These days it is probably not possible to use your Pyrex Glass Double-Boiler on a glass smooth top range. Pyrex Glass Double-Boilers, and their related coffee pots, and tea pots were made for stove-top usage at a time when most stoves were gas stoves, which did not present a problem when low and medium flames were used. When electric coil stove usage grew, it was found that a defuser was needed to protect the cookware and to prevent breakage. The defuser lifts the cookware a bit off of the element so the heat is less direct, letting hot air heat the bottom and sides of the pot. I just checked my coffee pot and double-boiler set, and neither of them actually have very flat bottoms, something that is required for today's smooth-top ranges, but not required for most gas or electric coil ranges.

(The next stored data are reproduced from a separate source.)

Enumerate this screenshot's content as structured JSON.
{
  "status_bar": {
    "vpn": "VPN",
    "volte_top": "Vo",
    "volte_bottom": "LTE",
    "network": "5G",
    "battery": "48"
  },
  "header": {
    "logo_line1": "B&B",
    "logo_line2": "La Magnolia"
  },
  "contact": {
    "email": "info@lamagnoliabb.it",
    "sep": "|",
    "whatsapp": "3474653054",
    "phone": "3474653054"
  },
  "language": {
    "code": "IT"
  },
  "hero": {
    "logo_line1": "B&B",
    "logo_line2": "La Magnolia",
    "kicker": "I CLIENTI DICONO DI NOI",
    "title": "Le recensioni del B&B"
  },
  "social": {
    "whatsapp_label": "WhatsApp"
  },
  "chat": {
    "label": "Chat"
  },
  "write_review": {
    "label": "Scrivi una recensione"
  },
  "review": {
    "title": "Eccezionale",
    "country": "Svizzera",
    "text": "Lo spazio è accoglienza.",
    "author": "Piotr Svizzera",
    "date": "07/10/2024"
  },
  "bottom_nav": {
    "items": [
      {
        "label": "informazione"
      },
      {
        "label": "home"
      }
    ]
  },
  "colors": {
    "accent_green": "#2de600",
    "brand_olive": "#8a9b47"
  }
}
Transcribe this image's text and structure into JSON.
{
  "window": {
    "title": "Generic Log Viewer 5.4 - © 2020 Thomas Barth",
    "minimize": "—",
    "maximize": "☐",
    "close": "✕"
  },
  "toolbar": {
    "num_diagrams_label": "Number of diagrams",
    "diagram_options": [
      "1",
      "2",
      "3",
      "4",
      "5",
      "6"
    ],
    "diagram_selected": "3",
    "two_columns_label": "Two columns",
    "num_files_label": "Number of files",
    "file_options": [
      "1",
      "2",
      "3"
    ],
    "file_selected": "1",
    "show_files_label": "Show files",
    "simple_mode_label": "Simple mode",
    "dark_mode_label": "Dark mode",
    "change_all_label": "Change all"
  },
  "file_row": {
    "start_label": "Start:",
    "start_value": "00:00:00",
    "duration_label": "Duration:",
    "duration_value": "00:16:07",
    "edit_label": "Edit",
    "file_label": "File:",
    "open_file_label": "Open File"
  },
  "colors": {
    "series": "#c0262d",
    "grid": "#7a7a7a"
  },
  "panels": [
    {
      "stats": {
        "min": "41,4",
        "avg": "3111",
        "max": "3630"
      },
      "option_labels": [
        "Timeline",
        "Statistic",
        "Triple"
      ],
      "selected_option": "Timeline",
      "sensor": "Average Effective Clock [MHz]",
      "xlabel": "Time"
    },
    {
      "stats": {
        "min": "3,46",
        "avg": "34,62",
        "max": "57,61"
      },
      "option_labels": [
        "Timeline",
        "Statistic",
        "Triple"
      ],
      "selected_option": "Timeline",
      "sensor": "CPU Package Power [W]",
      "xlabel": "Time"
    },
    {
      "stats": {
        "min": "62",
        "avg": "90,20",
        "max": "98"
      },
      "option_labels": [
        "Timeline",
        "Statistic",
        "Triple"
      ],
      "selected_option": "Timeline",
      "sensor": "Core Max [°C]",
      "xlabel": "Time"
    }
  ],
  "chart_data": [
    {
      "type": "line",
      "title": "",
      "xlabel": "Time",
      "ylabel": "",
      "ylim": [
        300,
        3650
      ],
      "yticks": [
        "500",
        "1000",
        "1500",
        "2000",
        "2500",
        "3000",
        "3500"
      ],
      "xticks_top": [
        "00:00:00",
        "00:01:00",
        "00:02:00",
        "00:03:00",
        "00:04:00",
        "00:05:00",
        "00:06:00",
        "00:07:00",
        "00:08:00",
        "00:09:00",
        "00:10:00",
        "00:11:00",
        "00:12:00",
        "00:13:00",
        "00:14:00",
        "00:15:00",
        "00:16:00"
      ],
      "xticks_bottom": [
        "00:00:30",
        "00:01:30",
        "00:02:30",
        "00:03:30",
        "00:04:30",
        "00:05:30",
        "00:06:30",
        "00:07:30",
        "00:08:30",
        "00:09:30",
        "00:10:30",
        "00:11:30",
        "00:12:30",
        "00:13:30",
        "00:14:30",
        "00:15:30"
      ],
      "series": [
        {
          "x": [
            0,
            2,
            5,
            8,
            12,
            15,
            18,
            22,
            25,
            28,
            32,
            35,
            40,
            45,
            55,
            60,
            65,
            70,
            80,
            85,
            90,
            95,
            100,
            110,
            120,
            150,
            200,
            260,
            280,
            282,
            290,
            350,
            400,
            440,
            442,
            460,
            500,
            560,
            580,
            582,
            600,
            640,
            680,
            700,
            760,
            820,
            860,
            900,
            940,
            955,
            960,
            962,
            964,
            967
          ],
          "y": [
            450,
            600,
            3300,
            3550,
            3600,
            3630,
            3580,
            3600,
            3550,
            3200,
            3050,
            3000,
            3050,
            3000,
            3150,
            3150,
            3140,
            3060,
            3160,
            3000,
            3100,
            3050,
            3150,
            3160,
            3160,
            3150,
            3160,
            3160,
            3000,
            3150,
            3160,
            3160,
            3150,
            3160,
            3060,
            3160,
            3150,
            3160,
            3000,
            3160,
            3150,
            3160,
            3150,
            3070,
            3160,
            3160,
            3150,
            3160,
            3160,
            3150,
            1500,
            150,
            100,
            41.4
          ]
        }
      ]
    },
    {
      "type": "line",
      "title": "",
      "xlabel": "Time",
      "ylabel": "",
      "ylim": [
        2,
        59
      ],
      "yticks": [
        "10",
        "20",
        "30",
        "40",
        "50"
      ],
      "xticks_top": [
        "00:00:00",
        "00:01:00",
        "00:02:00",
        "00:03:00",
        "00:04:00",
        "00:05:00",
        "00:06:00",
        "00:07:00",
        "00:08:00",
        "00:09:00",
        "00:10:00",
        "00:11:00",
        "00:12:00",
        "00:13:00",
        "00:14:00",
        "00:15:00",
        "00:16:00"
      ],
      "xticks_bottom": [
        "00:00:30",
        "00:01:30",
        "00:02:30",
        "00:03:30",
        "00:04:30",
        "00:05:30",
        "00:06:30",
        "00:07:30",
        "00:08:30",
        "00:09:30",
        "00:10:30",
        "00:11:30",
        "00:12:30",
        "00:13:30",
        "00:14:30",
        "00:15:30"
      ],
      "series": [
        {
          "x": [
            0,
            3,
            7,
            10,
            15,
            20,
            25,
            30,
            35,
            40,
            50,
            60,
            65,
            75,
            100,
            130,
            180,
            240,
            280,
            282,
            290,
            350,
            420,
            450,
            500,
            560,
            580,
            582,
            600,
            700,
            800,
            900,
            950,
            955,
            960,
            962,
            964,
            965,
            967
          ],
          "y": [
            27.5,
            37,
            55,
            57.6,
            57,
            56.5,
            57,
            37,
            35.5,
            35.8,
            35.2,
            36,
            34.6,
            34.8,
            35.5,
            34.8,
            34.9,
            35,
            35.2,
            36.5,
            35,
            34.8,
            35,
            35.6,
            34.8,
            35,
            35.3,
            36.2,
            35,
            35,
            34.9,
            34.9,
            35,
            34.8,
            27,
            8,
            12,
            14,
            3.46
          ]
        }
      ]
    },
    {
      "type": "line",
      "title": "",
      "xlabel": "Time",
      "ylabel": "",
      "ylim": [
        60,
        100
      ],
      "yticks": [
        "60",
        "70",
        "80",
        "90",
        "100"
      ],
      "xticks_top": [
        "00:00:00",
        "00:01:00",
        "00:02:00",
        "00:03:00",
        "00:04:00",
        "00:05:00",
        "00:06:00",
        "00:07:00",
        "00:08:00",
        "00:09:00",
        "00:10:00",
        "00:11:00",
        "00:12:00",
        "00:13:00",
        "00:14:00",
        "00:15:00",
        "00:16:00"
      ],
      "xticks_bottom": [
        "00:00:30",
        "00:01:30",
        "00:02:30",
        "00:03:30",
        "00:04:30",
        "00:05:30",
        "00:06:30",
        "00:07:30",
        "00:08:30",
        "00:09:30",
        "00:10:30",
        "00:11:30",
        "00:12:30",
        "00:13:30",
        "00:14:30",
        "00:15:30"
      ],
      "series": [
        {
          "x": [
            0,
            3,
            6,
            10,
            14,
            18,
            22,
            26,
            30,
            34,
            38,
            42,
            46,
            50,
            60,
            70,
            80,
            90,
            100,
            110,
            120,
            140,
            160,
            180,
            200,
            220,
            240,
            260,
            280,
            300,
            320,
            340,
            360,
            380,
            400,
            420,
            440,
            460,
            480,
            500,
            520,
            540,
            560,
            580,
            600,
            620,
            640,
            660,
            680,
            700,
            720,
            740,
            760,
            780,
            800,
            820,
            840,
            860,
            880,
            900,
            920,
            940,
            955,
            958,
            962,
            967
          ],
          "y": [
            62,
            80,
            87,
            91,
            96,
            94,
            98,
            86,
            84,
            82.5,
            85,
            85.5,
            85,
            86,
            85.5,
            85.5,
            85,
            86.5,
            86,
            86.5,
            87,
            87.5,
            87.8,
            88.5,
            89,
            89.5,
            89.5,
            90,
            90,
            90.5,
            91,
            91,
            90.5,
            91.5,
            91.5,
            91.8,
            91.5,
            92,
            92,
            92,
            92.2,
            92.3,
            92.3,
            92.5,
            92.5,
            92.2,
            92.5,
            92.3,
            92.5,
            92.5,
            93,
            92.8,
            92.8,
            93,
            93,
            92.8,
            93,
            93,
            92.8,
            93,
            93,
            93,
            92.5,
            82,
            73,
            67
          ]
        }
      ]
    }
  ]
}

Corning was the maker of the first radiant glass-smooth top electric stoves in the early 1970's, and they supplied each stove with a set of their Corningware white-glass cookware for usage on those stoves. So it was not any ideas about "glass on glass cooking" - the stoves were calibrated for the cookware, and the cookware had polished smooth-bottoms. In any case in late 1980's, Corning sold its Housewares division - meaning it no longer makes any Pyrex or Corningware cookware - those famous pyroceram white dishes with the blue cornflower, or its stoves, etc. Corning became a company that focused on glass products like fiber optics, glass for computers, cell-phones and electronics, etc.
In any case another company, World Kitchen now makes the Pyrex-labeled and Corningware-labeled products, but they changed the formulas of the products so that they can only be used in the oven, not for the stove-top. For generations there was Pyrex BAKEWARE - the casseroles, the pie plates, mixing bowls, etc. that have the name PYREX embossed on the bottom of the dishes. From day one - these items were meant for the oven - where uniform heat surrounds the dish to cook the food. These items were never meant for the stove-top, but also happen to be what many people refer as "Pyrex" since the older doubler-boilers, coffee and tea-pots were no longer made. The formula for the Pyrex oven-ware was changed to a soda-lime type which works fine for oven-usage, and which is supposed to with-stand bumps and bruises. This soda-lime type has been used for decades by many folks without incident, and is marked clearly not for stove-top usage. Add in a few scare stories about "Pyrex exploding" via the internet and TV, and fear is generated.
So now floating around are two types of "Pyrex" and "Corningware" products - the older stuff that was clearly built and designed for the stove-top, and the older casseroles and pie-plates designed & built for the oven, as well as the newer types available in stores right now labeled "Pyrex and Corningware" that can only go in the oven. Add in the rise of glass smooth-top ranges where the makers can be sued if the instruction manuals say that a certain type of cookware can be used, and that cookware somehow "explodes". I believe that for liability reasons, because the stove makers could not always know just what kind of "Pyrex" or "Corningware" is being used on their stoves - in a blanket way state that no glass-cookware of any kind be used on their stove-tops.
Throw in glass smooth-top induction stoves which need magnetic pans - which leads to the idea that only suitable metal pans should only be used on any kind of stove top. Plus many of the current smooth-top electric stoves are calibrated for usage with metal pans, and not for the older pots that have not been produced for a long time. So the problem becomes one where if there is any damage to the smooth-top electric stove, or to the cookware - it would become the fault of the user, and the user would have pay for all repairs. So it becomes a "proceed at your own risk" type issue, where many just might opt to be safe, even if the product just might work.
All is not lost. One your Pyrex Double-Boiler is a great nostalgia piece from the days of Bewitched and the Brady Bunch. Many folks make their own "double-boiler" by using a metal pan for the bottom and a Pyrex bowl resting on top. Depending upon the size of the lower metal pan, you might be able to use one of the "pots" of the double=boiler set. In either case the bottom of the Pyrex bowl or inner pot should not touch the bottom of the pan of boiling water or actually "sit" in the boiling water, but rather rest above it, to get the low simmering that you need.
There are even ads for defuser type items for usage on smooth-top ranges. Many smooth-top ranges include a "simmer-burner" or keep-warm burner" for very low temperature tasks. I know that this message is long-winded, but I felt a better explanation and a little history was needed.